The Vodafone Group is still involved in a decade-old Rs 20,000 crore dispute with the Indian government over withholding taxes
pertaining to its acquisition of Hutchison Whampoa’s stake to enter India in 2007. The matter is under international arbitration.

Vodafone Group’s latest statements come amid speculation about the telecom giant remaining in India. The group has previously denied
reports that it will exit the country. The market value of the merged unit has fallen 87% in the past 12 months.

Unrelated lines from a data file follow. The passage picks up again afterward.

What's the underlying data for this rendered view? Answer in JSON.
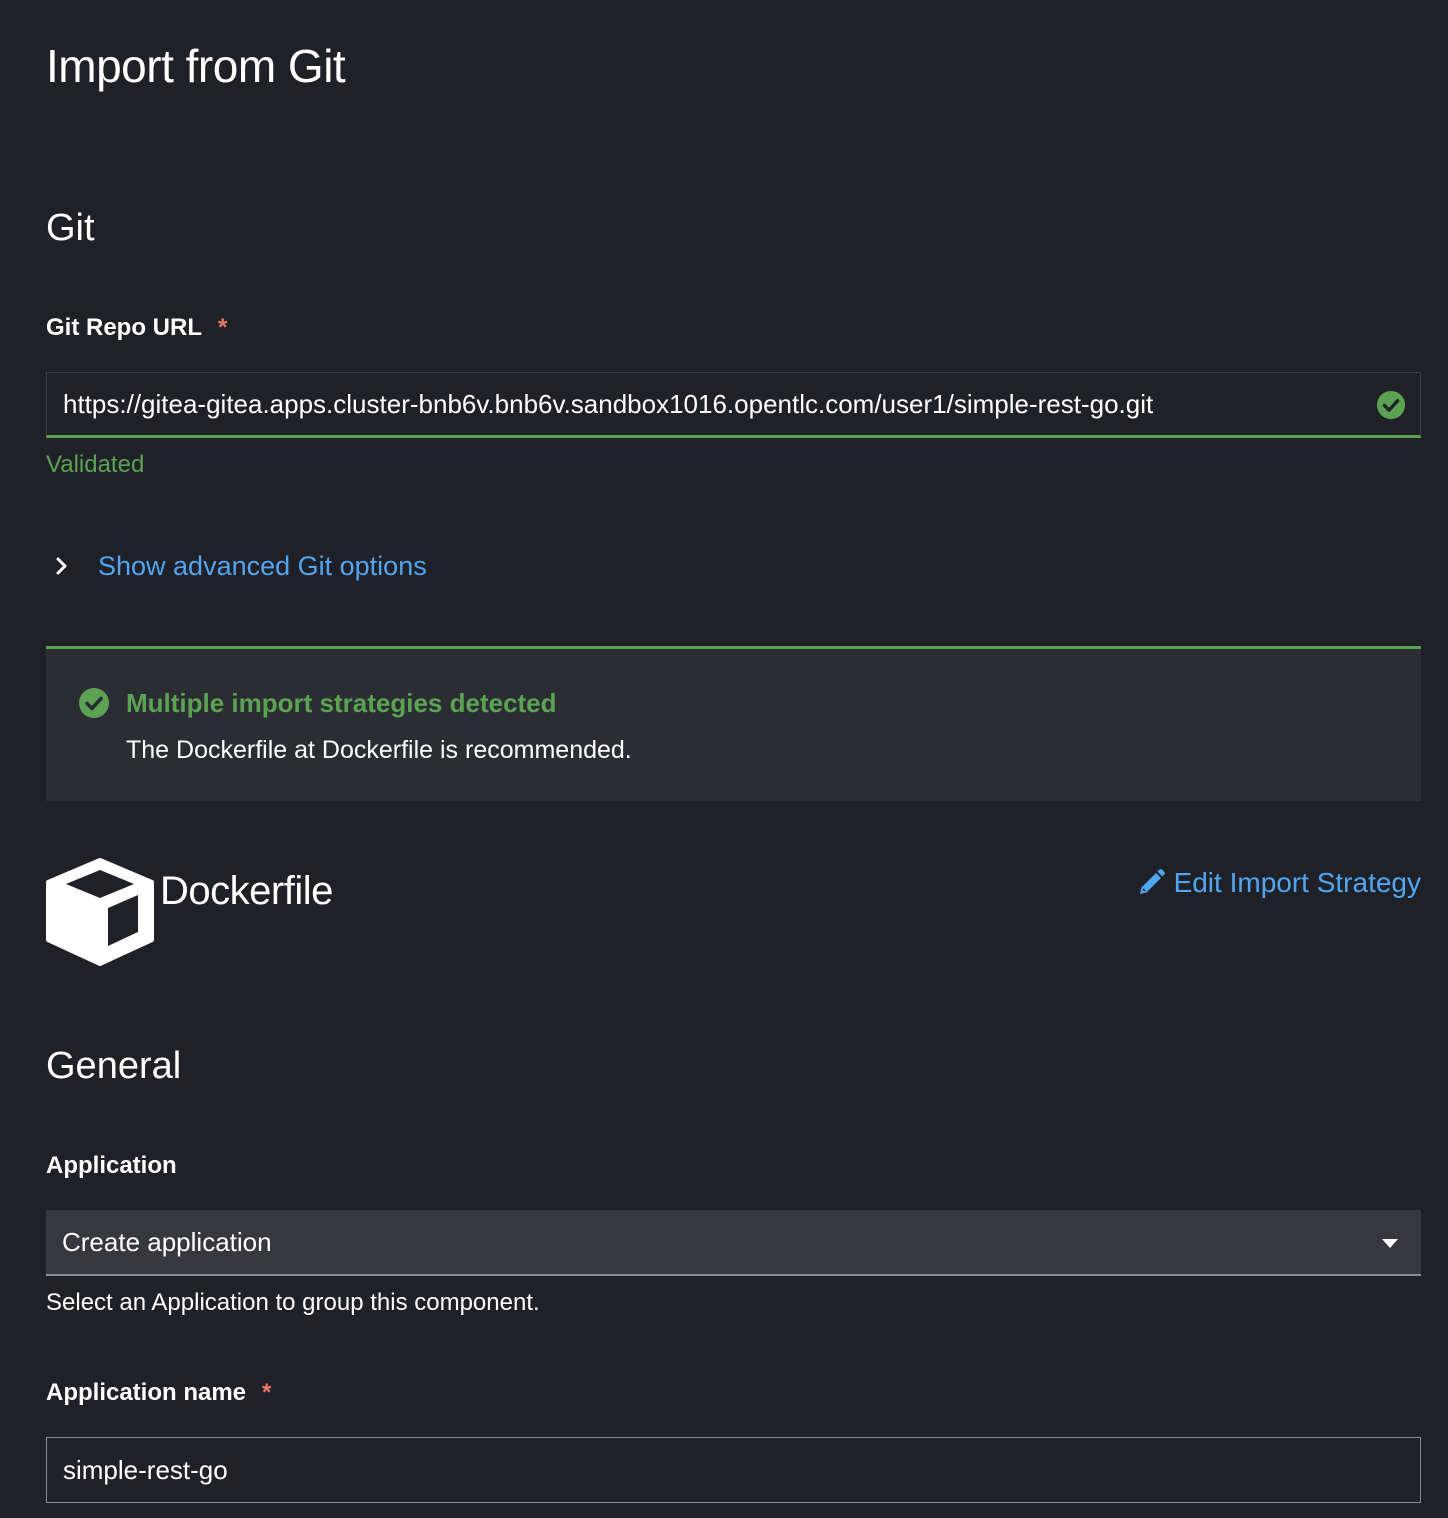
{
  "page": {
    "title": "Import from Git"
  },
  "git": {
    "section_title": "Git",
    "repo_url": {
      "label": "Git Repo URL",
      "required_marker": "*",
      "value": "https://gitea-gitea.apps.cluster-bnb6v.bnb6v.sandbox1016.opentlc.com/user1/simple-rest-go.git",
      "status_icon": "check-circle-icon",
      "helper": "Validated"
    },
    "advanced_toggle": {
      "icon": "chevron-right-icon",
      "label": "Show advanced Git options"
    }
  },
  "alert": {
    "icon": "check-circle-icon",
    "title": "Multiple import strategies detected",
    "description": "The Dockerfile at Dockerfile is recommended."
  },
  "strategy": {
    "icon": "dockerfile-cube-icon",
    "name": "Dockerfile",
    "edit_icon": "pencil-icon",
    "edit_label": "Edit Import Strategy"
  },
  "general": {
    "section_title": "General",
    "application": {
      "label": "Application",
      "selected": "Create application",
      "helper": "Select an Application to group this component."
    },
    "application_name": {
      "label": "Application name",
      "required_marker": "*",
      "value": "simple-rest-go"
    }
  },
  "colors": {
    "background": "#1f2126",
    "success": "#5ba352",
    "link": "#4fa6f2",
    "required": "#f0786a",
    "alert_bg": "#2a2d32",
    "select_bg": "#36383e"
  }
}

The group also highlighted its position as a 42% owner of Indus Towers, which when sold will also bring in significant value.

“The value of the group’s 42% shareholding in Indus Towers Limited is, in part, dependent on the income generated by Indus from tower
rentals to major customers, including VIL,” it said. “Any inability of these major customers to pay such amounts in the future may result in
an impairment in the carrying value of the group’s investment in Indus.”